For instance, application code is rarely stored locally and might be hosted within a repository or even a basic SSH server:

# syntax=docker/dockerfile:1.4
FROM debian:latest
RUN apt-get update && apt-get install -y git openssh-client
RUN --mount=type=ssh
    git clone [email protected]:example-user/example-repo.git /xpp

In this Dockerfile, we use git to clone a repository after adding a type=ssh mount. Notably, we use the local package manager to ensure the git and openssh-client packages are in place.

At this point, let’s ensure the SSH agent is running and the proper key is added:

$ eval "$(ssh-agent -s)"
Agent pid 66600
$ ssh-add $HOME/.ssh/id_rsa

Once we have the proper build recipe and SSH agent, the –ssh command-line parameter of docker build should be all we need during the build process:

$ docker build --ssh default -t sshcon .

In this case, we employ the default agent setup, but we could use another name or even a custom socket path.

5. Dockerfile Syntax and Build Engine

Notably, in each instance, depending on the context, we used one of two special additions:

  • # syntax=docker/dockerfile:1.4
  • [export ]DOCKER_BUILDKIT=1

Let’s see what each one means and other alternatives we can leverage.

5.1. Dockerfile Syntax Indicator

The # syntax line is a kind of shebang or preprocessing instruction within a Dockerfile:

# syntax=docker/dockerfile:1.4

It tells the build engine to allow and employ the features of a particular syntax version. Without a syntax specifier, we might encounter an error when using more advanced constructs, since the default version is commonly 1.0:

Error response from daemon: Dockerfile parse error line #: Unknown flag: mount

Of course, this line only pertains to and is mandatory for the Dockerfile.

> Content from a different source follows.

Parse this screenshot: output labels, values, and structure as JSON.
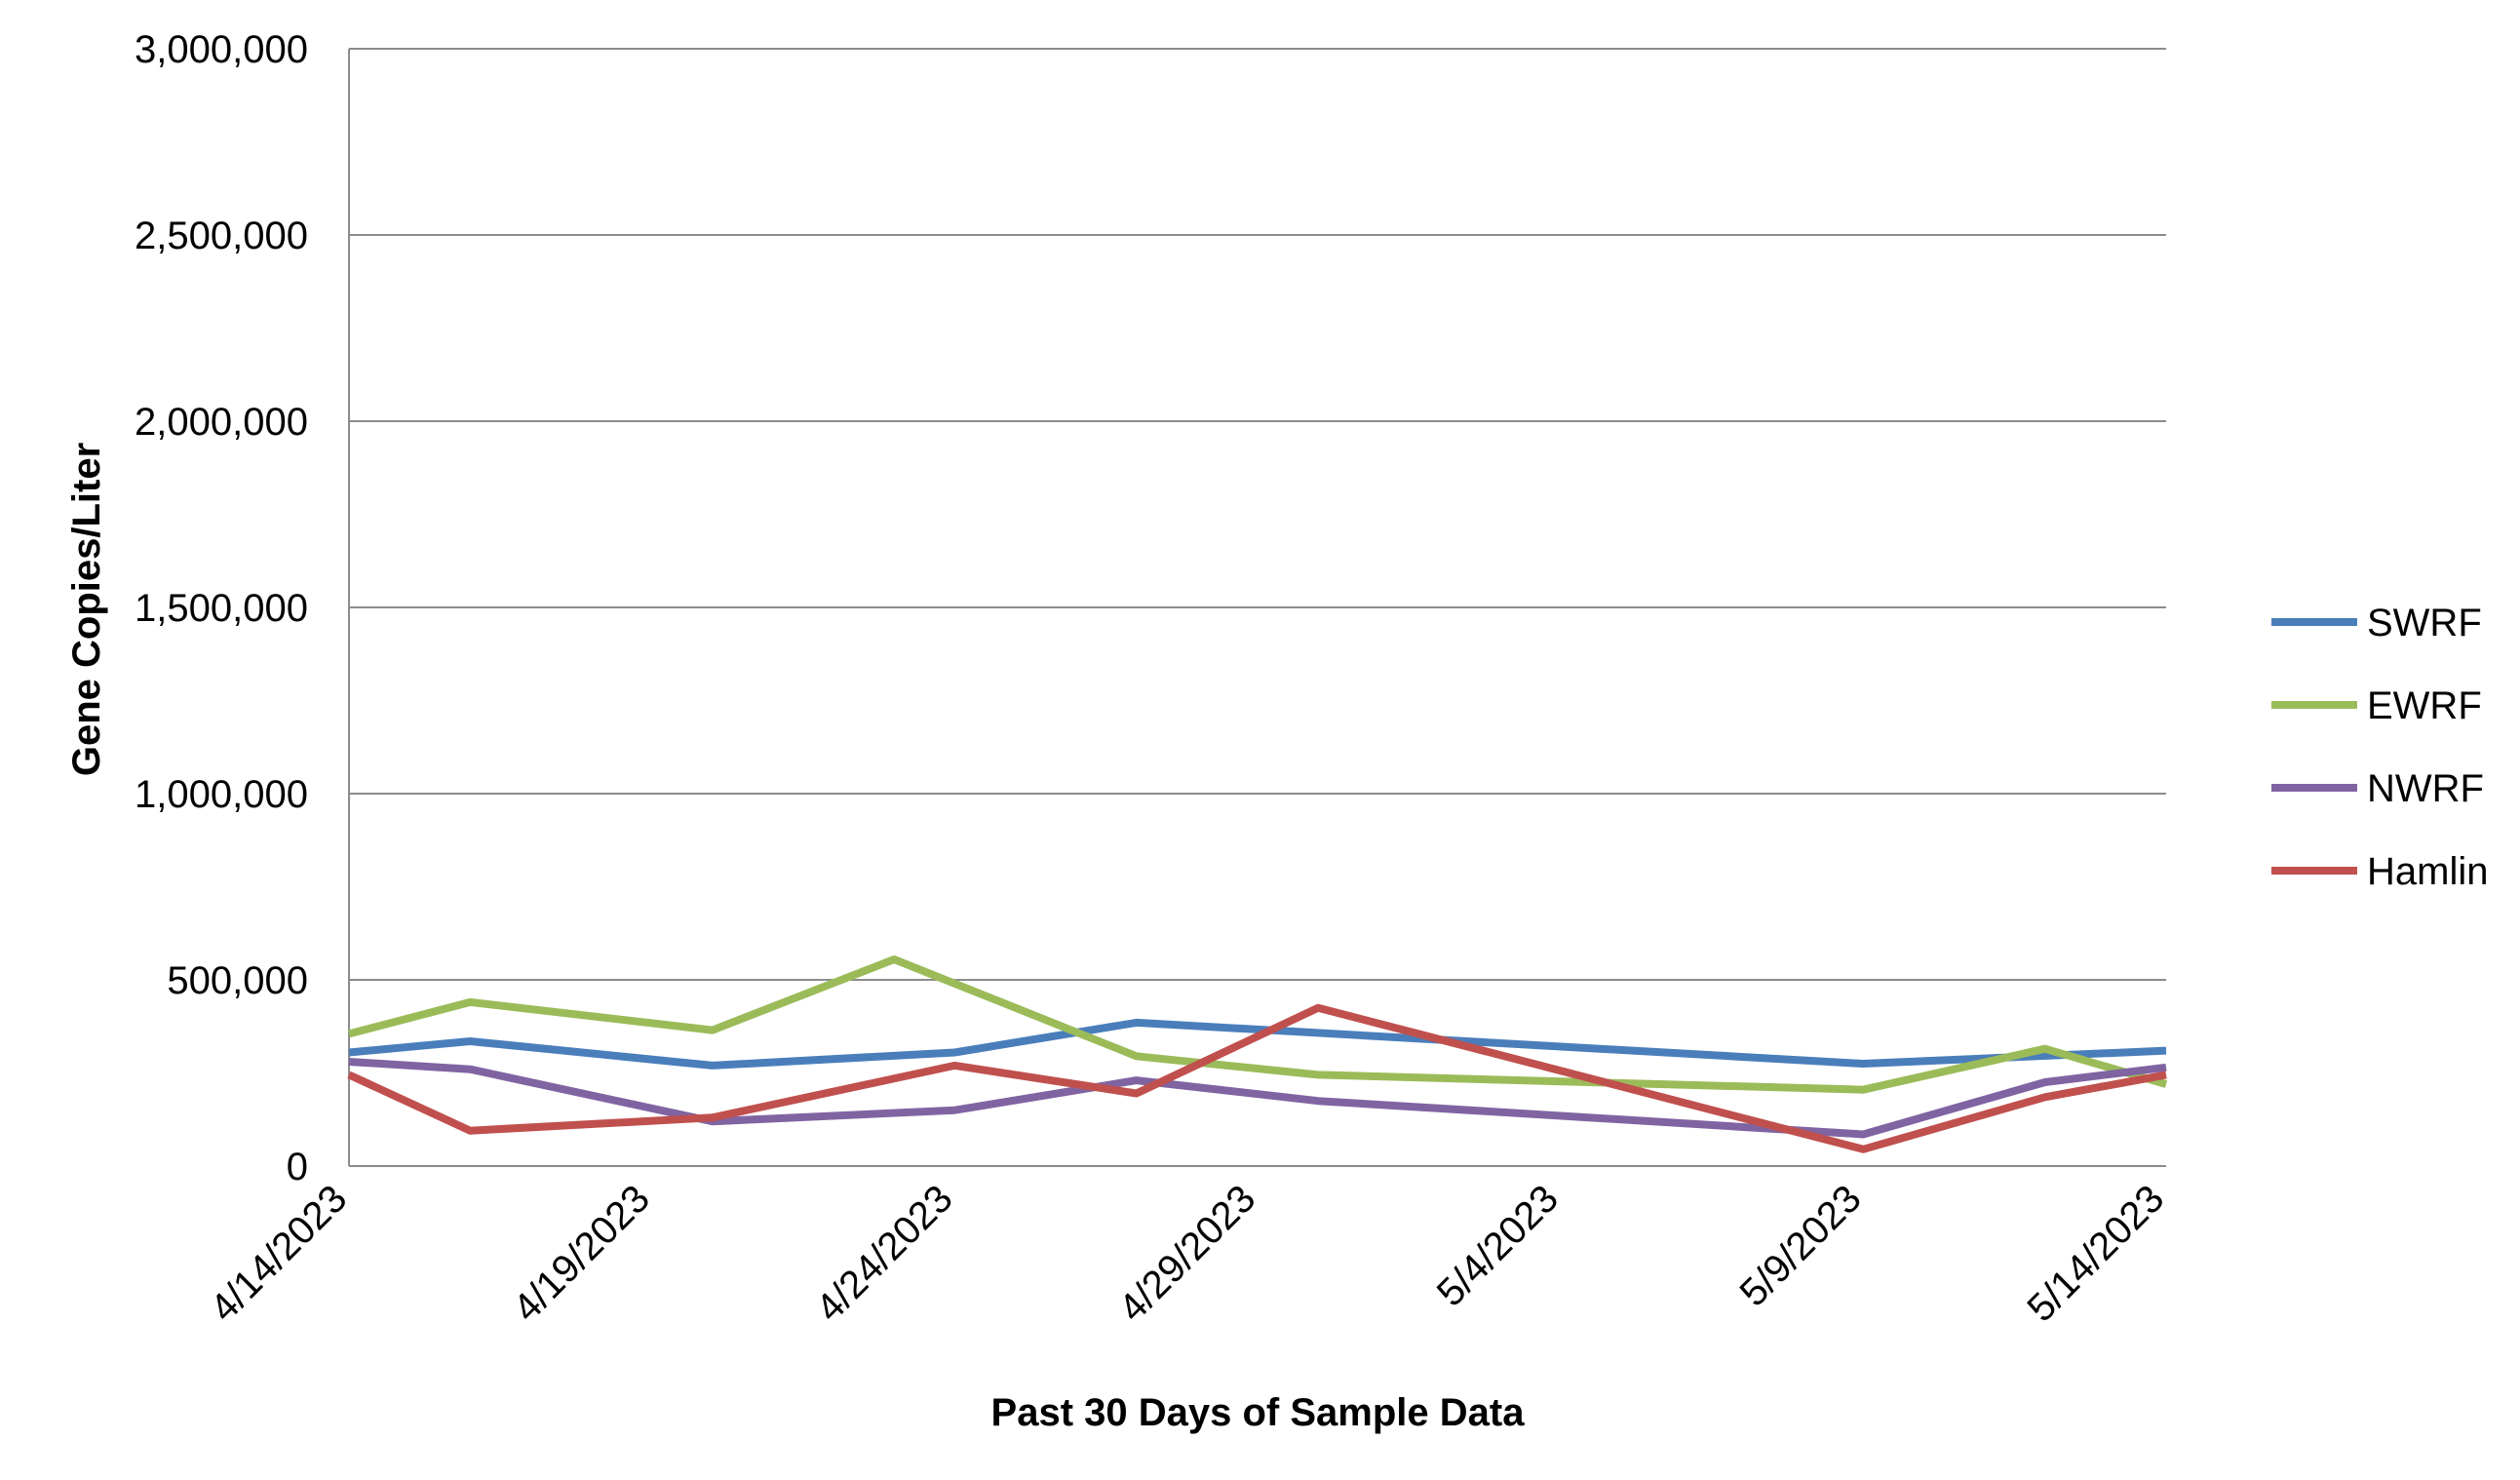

There are other means to instruct Docker which build engine to use and enable the option.

5.2. DOCKER_BUILDKIT Environment Variable

Similarly, we might get an error if we don’t set the DOCKER_BUILDKIT environment variable to 1 before a build. Exported or just prepended to the line, Docker references the variable to know whether it should use the BuildKit (non-0) instead of the classic build engine (0).

Yet, there is another way to indicate that without runtime specifications.

5.3. buildkit Configuration Option

Lastly, we can modify the config.json Docker configuration file to set BuildKit as the permanent build engine:

$ cat $HOME/.docker/config.json
[...]
{
  "features": {
    "buildkit": true
  }
}
[...]

This way, we don’t need to specify DOCKER_BUILDKIT=1 in the environment. However, we still need to add the syntax specifier in each Dockerfile.

6. Summary

In this article, we understood what a Dockerfile is, how it evolved, and ways to use special mount types. Furthermore, we saw how special build features can be employed.

In conclusion, although there are alternatives, Dockerfile is still one of the main ways to build images, even when builds require advanced functionality.